Loessin, meanwhile, "has excellent knowledge of the industry and its partners, having served as the SPG representative to (the national pulse crop industry body) Pulse Canada," Nunweiler added.

Dutton, Bennett and Wiens were among five candidates in SPG’s mail-in vote, which began in mid-November with a ballot deadline of Dec. 6.

As SPG mailed out its ballots to eligible growers, Moen, Vandenberg and Buhr pushed out their own press release on Nov. 19, throwing their endorsements to the two other candidates, Rob Hundeby of Elbow and Trevor Simpson of Moose Jaw.

"A key duty of elected SPG directors is to identify and encourage people to let their name stand for election as director," Moen, Vandenberg and Buhr wrote in their release. "The directors assisted them in the nomination process and ask pulse growers to vote for these young farm businessmen in the election which is underway."

"It is encouraging to see this new generation of young pulse growers run for our board," Buhr said in the release. "We need their input and new ideas to move our pulse industry forward.

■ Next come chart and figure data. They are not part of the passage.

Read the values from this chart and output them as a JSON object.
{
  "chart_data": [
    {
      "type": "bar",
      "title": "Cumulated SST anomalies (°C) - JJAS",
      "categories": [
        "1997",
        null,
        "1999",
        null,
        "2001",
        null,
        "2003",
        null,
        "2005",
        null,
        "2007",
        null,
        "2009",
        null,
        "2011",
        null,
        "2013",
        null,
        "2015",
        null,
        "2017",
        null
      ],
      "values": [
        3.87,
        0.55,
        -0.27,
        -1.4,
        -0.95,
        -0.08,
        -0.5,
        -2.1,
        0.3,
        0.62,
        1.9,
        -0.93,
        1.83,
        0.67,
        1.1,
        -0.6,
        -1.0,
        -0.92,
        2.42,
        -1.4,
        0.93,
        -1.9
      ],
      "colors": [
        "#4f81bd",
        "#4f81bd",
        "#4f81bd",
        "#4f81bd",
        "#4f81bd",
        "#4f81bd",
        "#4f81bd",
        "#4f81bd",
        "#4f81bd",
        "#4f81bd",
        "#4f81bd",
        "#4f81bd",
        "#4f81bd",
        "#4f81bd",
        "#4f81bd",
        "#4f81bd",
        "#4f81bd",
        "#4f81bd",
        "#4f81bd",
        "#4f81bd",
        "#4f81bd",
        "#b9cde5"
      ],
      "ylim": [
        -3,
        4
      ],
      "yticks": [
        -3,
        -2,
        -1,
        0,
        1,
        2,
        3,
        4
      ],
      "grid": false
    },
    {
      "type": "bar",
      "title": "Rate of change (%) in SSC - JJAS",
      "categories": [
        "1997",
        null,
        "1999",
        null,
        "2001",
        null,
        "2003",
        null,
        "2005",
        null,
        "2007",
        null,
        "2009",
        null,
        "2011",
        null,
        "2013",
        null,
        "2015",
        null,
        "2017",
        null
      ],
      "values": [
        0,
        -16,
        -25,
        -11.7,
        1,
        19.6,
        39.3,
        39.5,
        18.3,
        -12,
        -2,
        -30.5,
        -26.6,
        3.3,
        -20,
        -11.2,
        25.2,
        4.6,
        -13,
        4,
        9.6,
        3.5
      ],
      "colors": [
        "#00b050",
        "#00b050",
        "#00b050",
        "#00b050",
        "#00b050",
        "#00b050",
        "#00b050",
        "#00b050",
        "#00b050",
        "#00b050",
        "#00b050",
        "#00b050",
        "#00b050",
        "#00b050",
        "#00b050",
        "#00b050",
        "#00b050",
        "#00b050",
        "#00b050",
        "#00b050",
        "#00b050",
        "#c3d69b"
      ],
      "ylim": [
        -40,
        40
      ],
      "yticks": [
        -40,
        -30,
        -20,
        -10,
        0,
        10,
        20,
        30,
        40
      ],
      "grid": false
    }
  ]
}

It is so beneficial to our industry to have an election which provides choices and stimulates discussion."

"Support and trust"

The next week, however, an official SPG release announced that the board "would like to communicate some recent changes to its governance policies." Among those:

  • no director will actively campaign in an SPG election, apart from campaigning for themselves;
  • neither the SPG board nor its directors will endorse candidates in an election; and
  • the SPG board will "review, and change where warranted, its nomination and election policies."

"The board felt that it was necessary to address issues that have been raised during this 2012 election and to publicly clarify our governance policies to ensure that we maintain the support and trust of our growers," Nunweiler said in the Nov. 27 release.

"We have always had clear policies regarding director duties and conflict of interest at the board table, but felt it was essential to further develop our policies regarding director elections."

The Nov. 27 release added that Moen, Vandenberg and Buhr "apologize(d) to the board and candidates."

Following their resignations Thursday, Moen, Vandenberg and Buhr were thanked in SPG’s release Friday, with Nunweiler noting "their dedication and passion for the pulse industry was essential in building our strategic plan."

The three new board members assume their roles alongside Dutton, Nunweiler and the sixth director, Lee Moats of Riceton, following SPG’s annual general meeting.

SPG’s AGM runs Jan. 7 at Saskatoon’s Prairieland Park, as part of Pulse Days during Crop Production Week.